Mr. Zainulabidin, a chef at the Royal College of Obstetricians, was born Francis Etim in central London before changing his name and converting to Islam in 1979.
He argued that police arrested him as a "trophy" suspect.
"September 11 happened, and they have got to show the public they are fighting Islamic terrorism," he said during the trial.
"It's a joke. The bottom line is that if September 11 never happened, I wouldn't be standing here and trying to justify, trying to make a business. I'm their trophy; I'm their prize. They have got to convict me," he said.
At the time of his arrest, prosecutors said Mr. Zainulabidin was the founder and chief instructor of a group offering young Muslims training in martial arts, weapons and the "Islamic art of war."
They said he had acknowledged running Sakina Security Services, an "Islamic threat management" firm whose Web site advertised "high-risk jobs in the former Soviet Union and in the civil war arenas of the world."
According to prosecutors, Mr. Zainulabidin's "Ultimate Jihad Challenge" offered weapons training in the United States at an unidentified shooting range.

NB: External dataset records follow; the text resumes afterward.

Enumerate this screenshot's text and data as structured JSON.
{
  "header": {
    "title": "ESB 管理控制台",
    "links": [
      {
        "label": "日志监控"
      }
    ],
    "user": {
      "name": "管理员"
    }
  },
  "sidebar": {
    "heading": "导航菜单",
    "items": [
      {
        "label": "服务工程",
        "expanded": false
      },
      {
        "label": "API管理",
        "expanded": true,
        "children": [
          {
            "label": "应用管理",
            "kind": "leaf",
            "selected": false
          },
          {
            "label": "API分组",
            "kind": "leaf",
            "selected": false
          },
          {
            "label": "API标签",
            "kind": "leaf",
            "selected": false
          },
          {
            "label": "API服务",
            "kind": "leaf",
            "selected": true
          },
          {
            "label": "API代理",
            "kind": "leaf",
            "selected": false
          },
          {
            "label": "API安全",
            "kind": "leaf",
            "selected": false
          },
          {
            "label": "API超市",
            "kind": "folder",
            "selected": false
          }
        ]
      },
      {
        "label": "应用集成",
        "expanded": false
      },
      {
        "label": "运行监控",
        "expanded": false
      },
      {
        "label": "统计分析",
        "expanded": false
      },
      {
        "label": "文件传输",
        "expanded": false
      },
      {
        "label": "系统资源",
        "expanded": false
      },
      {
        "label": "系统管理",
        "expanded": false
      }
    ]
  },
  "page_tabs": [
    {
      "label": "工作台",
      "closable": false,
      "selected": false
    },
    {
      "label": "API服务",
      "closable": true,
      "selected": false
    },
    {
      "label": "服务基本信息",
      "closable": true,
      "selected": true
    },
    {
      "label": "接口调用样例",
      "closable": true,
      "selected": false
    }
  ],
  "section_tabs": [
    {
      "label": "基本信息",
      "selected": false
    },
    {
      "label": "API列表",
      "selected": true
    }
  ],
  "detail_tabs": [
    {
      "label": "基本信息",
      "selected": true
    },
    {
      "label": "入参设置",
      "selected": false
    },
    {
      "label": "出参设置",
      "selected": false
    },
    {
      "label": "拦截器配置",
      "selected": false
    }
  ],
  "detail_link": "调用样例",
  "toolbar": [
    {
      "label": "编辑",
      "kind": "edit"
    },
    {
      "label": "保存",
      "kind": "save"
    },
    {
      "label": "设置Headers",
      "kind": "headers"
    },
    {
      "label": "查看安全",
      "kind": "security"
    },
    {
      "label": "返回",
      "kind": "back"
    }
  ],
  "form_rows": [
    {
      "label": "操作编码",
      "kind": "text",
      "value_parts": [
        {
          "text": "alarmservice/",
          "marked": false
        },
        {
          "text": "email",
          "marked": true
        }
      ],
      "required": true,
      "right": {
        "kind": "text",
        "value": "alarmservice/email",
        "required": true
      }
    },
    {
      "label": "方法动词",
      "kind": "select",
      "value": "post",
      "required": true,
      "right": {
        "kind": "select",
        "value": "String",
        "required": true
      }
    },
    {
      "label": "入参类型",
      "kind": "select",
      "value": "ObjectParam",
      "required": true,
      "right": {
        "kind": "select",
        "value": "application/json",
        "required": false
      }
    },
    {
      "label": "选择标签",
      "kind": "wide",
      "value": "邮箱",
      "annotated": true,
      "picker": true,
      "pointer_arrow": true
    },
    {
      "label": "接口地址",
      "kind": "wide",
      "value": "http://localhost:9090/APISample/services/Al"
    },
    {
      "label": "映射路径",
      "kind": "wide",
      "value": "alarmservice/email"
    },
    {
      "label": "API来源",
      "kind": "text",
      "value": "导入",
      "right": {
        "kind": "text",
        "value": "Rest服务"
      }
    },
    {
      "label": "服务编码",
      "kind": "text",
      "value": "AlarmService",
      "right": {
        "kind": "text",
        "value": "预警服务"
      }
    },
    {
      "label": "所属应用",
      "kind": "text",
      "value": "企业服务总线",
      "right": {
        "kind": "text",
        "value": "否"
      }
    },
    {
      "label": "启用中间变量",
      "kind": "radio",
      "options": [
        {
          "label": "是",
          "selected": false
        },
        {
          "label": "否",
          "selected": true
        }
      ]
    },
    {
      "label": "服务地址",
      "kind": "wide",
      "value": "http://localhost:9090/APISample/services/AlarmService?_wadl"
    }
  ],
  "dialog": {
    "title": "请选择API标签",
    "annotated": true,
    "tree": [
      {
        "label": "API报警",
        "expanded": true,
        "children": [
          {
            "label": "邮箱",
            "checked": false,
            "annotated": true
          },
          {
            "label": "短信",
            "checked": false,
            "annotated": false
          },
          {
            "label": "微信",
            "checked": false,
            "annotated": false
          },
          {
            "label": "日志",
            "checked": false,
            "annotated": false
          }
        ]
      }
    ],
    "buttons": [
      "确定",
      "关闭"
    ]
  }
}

Students could expect to fire 2,000 to 3,000 rounds of mixed-caliber ammunition and be trained in tactical ambush, working as a team under fire, and in sniper and multitarget engagement, Mr. Ellison said.
The camp's Web site featured a photo of the burning World Trade Center towers and promoted anti-terrorist training after September 11, but the name was used long before the terrorist attacks.